In conjunction with this exposure, our diet has continued to deteriorate in terms of what is available, what people choose to eat, and the quality of the food supply – much of which is grown on soil that is becoming progressively impoverished.
Depending on your opinion, pharmaceutical companies have either come to the rescue in a time of crisis or, as I tend to see it, they have profited enormously from this epidemic without offering an adequate solution. But do the drugs even work and are they truly safe as we have been told?
An article in The New York Times (August 7, 2003) questions the effectiveness of antidepressants, revealing that in many studies the drugs either do worse than a placebo or barely better. However, many of the negative conclusions are never shared with the public.
As an example, five consecutive studies for Prozac had to be performed in order to obtain the two required for FDA approval in which the drug outperformed a placebo. In the remaining three studies, apparently a sugar pill was more effective in curing depression!

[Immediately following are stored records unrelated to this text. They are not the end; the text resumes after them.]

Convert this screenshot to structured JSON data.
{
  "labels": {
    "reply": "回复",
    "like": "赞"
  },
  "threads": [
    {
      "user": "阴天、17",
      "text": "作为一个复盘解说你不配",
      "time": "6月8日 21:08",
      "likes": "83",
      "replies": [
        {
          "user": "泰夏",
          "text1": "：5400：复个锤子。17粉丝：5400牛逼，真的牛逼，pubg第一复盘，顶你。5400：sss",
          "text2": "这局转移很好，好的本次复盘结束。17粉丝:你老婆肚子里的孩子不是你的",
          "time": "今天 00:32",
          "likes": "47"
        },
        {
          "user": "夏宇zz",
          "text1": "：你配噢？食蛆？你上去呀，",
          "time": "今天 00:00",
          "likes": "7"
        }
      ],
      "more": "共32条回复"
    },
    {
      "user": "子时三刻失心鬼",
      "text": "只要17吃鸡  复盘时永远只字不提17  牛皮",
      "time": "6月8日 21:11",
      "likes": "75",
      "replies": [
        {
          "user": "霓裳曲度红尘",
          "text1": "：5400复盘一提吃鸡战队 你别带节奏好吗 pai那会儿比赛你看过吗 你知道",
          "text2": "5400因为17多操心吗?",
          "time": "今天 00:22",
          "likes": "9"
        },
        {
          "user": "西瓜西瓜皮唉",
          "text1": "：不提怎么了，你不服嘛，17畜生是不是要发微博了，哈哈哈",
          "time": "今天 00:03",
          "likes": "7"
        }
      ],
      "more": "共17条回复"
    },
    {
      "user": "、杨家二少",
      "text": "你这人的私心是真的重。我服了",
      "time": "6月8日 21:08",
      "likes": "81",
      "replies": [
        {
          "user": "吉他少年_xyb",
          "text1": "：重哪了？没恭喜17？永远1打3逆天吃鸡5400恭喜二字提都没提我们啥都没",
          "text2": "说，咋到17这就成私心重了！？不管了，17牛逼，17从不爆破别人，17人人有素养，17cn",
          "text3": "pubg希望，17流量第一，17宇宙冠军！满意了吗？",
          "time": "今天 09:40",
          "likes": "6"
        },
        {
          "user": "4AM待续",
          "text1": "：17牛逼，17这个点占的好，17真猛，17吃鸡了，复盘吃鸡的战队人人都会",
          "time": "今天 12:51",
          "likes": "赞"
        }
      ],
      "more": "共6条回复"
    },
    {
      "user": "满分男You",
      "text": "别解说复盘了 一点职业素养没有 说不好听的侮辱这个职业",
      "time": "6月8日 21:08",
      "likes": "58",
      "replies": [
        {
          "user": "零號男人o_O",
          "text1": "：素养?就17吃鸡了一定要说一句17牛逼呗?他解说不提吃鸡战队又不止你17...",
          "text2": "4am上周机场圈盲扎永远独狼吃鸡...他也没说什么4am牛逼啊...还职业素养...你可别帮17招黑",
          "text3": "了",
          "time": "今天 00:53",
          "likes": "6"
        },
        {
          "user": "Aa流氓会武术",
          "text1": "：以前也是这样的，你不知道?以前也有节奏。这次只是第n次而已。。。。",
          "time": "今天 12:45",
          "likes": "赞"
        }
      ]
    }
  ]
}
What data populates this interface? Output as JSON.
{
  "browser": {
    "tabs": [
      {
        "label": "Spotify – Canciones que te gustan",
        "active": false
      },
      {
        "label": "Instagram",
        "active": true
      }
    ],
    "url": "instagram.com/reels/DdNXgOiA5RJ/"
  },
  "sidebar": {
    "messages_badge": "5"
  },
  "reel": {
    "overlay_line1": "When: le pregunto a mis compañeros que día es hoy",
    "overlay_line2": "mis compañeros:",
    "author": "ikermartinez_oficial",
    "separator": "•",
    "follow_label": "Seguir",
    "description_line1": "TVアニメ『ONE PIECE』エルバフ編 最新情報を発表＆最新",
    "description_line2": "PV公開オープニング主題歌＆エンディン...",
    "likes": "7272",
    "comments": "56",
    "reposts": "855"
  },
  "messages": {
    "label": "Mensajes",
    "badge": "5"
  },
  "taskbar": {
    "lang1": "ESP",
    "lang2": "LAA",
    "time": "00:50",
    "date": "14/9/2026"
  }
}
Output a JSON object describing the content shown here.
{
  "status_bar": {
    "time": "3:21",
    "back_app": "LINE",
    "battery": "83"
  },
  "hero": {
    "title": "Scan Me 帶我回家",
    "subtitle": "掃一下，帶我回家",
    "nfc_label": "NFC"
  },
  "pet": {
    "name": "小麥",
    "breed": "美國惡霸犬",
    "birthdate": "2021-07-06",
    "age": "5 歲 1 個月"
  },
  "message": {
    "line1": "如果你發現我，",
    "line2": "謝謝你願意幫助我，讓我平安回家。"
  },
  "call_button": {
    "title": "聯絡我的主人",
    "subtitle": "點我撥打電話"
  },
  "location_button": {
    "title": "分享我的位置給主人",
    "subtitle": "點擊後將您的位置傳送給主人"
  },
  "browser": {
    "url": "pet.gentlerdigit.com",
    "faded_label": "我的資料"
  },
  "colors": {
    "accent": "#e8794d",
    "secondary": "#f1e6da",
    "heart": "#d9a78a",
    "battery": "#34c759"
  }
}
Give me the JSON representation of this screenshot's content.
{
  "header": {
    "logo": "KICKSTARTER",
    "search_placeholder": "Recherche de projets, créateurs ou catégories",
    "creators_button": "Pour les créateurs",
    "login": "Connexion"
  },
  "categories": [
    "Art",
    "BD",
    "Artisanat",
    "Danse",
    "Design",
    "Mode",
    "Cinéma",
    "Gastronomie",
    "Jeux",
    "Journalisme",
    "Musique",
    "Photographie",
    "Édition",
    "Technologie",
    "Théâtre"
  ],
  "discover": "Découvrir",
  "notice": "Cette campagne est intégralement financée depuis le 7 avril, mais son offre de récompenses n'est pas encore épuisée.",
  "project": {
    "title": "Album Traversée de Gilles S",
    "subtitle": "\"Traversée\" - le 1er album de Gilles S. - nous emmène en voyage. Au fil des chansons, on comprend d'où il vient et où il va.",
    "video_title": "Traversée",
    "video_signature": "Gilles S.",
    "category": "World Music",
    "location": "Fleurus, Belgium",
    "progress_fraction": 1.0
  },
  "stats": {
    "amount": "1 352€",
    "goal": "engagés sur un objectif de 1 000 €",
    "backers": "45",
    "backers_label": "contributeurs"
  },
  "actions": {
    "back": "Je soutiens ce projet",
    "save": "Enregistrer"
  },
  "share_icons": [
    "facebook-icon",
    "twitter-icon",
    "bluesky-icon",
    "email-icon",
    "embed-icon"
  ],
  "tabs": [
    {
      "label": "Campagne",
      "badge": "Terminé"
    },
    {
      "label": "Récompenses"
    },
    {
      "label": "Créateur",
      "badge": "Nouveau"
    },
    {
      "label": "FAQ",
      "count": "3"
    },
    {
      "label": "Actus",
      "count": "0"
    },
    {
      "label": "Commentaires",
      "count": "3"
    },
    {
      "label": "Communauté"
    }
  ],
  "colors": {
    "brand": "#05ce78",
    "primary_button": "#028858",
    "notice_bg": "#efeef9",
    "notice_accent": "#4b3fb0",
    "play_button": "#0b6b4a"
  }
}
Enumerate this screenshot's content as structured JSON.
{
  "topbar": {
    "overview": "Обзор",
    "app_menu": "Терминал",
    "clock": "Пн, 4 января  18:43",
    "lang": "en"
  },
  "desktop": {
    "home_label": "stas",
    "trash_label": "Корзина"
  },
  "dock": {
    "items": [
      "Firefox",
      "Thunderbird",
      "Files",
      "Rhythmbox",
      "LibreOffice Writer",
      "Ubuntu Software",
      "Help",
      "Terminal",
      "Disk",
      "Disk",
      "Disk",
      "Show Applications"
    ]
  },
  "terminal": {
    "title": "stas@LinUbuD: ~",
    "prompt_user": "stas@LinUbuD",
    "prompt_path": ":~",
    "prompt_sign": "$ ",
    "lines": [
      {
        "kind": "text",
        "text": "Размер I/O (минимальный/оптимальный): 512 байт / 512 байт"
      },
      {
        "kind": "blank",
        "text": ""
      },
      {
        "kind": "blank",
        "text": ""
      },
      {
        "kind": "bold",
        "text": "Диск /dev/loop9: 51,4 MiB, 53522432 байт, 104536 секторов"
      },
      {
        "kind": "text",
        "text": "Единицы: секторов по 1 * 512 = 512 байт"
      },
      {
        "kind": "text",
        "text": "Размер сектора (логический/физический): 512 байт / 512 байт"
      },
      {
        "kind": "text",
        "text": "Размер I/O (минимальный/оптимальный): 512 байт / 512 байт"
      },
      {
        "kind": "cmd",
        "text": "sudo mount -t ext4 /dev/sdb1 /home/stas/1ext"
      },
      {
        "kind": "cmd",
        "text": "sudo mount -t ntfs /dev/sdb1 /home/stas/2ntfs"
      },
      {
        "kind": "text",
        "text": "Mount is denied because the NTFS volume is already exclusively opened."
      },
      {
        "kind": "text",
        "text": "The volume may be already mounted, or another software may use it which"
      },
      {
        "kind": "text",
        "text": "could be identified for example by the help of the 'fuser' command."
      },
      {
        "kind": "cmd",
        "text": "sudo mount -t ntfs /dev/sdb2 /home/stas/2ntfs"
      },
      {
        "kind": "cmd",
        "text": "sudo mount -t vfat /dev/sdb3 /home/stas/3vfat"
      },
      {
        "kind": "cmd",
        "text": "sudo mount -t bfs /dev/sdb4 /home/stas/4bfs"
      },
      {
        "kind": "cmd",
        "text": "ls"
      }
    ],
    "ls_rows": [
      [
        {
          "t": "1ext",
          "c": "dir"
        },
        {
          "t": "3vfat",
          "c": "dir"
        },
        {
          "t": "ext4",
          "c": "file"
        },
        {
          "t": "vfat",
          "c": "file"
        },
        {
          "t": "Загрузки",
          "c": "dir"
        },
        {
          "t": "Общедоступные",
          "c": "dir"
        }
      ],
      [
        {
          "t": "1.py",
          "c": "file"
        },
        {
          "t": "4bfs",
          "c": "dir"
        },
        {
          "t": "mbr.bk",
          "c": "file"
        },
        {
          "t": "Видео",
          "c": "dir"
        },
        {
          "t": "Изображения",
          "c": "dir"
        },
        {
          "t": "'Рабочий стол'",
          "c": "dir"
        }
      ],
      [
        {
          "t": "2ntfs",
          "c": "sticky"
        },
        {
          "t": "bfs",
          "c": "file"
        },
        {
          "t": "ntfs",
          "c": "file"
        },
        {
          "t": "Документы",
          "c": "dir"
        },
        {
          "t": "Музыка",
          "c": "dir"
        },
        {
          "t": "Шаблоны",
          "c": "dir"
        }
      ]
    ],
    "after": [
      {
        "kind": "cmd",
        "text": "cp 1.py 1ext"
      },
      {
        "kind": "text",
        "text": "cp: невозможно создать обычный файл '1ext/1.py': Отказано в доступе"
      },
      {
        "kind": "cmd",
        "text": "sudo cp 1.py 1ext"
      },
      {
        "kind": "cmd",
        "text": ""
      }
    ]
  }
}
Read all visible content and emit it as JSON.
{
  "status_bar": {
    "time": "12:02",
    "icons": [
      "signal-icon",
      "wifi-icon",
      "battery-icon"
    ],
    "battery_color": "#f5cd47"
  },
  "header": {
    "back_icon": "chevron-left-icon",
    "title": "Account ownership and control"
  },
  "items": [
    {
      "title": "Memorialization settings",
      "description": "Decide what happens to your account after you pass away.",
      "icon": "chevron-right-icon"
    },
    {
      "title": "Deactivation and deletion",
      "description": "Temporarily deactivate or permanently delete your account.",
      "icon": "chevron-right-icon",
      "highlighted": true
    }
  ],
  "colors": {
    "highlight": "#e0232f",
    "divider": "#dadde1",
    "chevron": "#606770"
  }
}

Safety of these medications was not in question until a review article was published earlier this year in the British Medical Journal (BMJ 2003; 326:1282). The article was based on the results of nine separate studies and revealed that children and teenagers who were prescribed Paxil were more than three times as likely to have suicidal thoughts and behaviors than those on placebo.
Paxil is one of several drugs that are classified as selective serotonin reuptake inhibitors, or SSRI s, a category that also includes Prozac and Zoloft. Since all of these drugs have the same mechanism of action, it is likely that the other drugs will be shown to have the same effects.
Another review article published in the Journal of Clinical Psychiatry (2003 Feb; 64 (2): 123-33) raises a completely different safety concern. This article looked at long-term outcomes in severely depressed individuals treated with antidepressant medications.
Results were very negative. Researchers found that, in the long term, medications were likely to lead to one of several unfavorable outcomes: worsening depression, development of bipolar disorder, tolerance to the medication rendering it ineffective, and withdrawal syndromes following removal of the medication.
These conclusions are not at all surprising, because these medications only work by “tricking” the brain to keep serotonin and other neurotransmitters around a bit longer. None address the insufficient output of neurotransmitters, which is the root cause of depression. Since neurotransmitters are made from the protein in our diet, with a hand from a few vitamins and other nutrients, the only lasting solution is one that includes dietary and nutrient-based therapies.